Although I once placed value on these arbitrary notions of attractiveness, I now feel much the same about body talk as I do about car chatter – bored. I enjoy celebrations of bodies – Neon Moon lingerie, Sport England’s This Girl Can initiative, the “Fashion for all Ages” section of the Guardian weekend magazine – but I also sense that some notions of body positivity are disingenuous, premised not on a love of all bodies but trampling on some body types in order to raise the ego of others. And that is also how I feel towards #strongnotskinny.

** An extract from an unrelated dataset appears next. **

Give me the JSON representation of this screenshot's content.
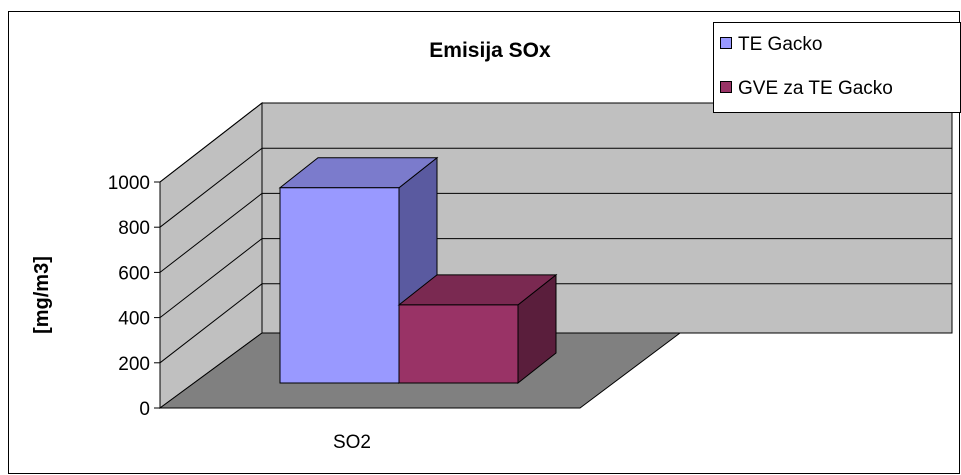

#strongnotskinny is a kind of fitness mantra for the woman who doesn’t exercise or diet to lose weight in order to be skinny, but rather to be strong. Although mainly the preserve of Instagram users, #strongnotskinny seeps also into the world of celebrity (singer Pink: “I would rather be strong than bony“) and that of advertising too.

The imagery associated with #strongnotskinny however, is not as inclusive as one might expect. Search #strongnotskinny on Instagram and witness how the #strongnotskinny female body is overwhelmingly white, slim and toned. There is little variation on this trend. While it is brilliant that these women adore their bodies, there is a stark difference between how white bodies and bodies of colour of this lean, muscular type are viewed.

Take Serena Williams, the African-American no.1 in women’s singles tennis. Williams has a beautiful, lean, muscular physique, and is constantly deemed masculine or freakish for this – there’s actually a conspiracy theory claiming she’s secretly a man, and famously last year J.K Rowling shot down a Twitter user who said Williams was “built like a man“. While Williams is the definition of strength, I cannot imagine seeing her black skin grace the Instagram pages of #strongnotskinny.

‘Search #strongnotskinny on Instagram and witness how the #strongnotskinny female body is overwhelmingly white, slim and toned’

Consider as well, how the stereotype of East Asian women as very petite and naturally slender influences the way people talk about muscular female Asian athletes or gymnasts; every athletics event in which Asian countries compete invites unwelcome comments about how “freakish” or “scary” the female competitors look. Again, these women are the definition of strength, but aren’t viewed as conventionally attractive, while white #strongnotskinny bodies are.

The #strongnotskinny imagery is additionally grating when you read the captions that accompany these pictures; they are full of the faux-aspirational language (“determination”, “dedication”, “motivation”) which suggests you too, anyone, could look like this if you just put that little bit more effort into your appearance. Realistically however, lean and muscular is not an attainable shape for a lot of women – physically or otherwise. The maintenance to hone that body shape is expensive and time consuming, when the way women eat and exercise is influenced by a range of factors, including and not limited to class, genetics, medical conditions and lifestyle. To insinuate that the sole obstacle between you and a #strongnotskinny body is laziness is narrow-minded.

Now, I am not anti-fitness or anti-diet, and I am certainly not anti-exercise. I am simply anti-faux inspirational talk, and damaging someone else’s confidence in order to raise your own. If #strongnotskinny empowers you and brings you community and joy, then I am genuinely happy for you, but there are a lot more ways to be ‘strong’ than that hashtag might portray.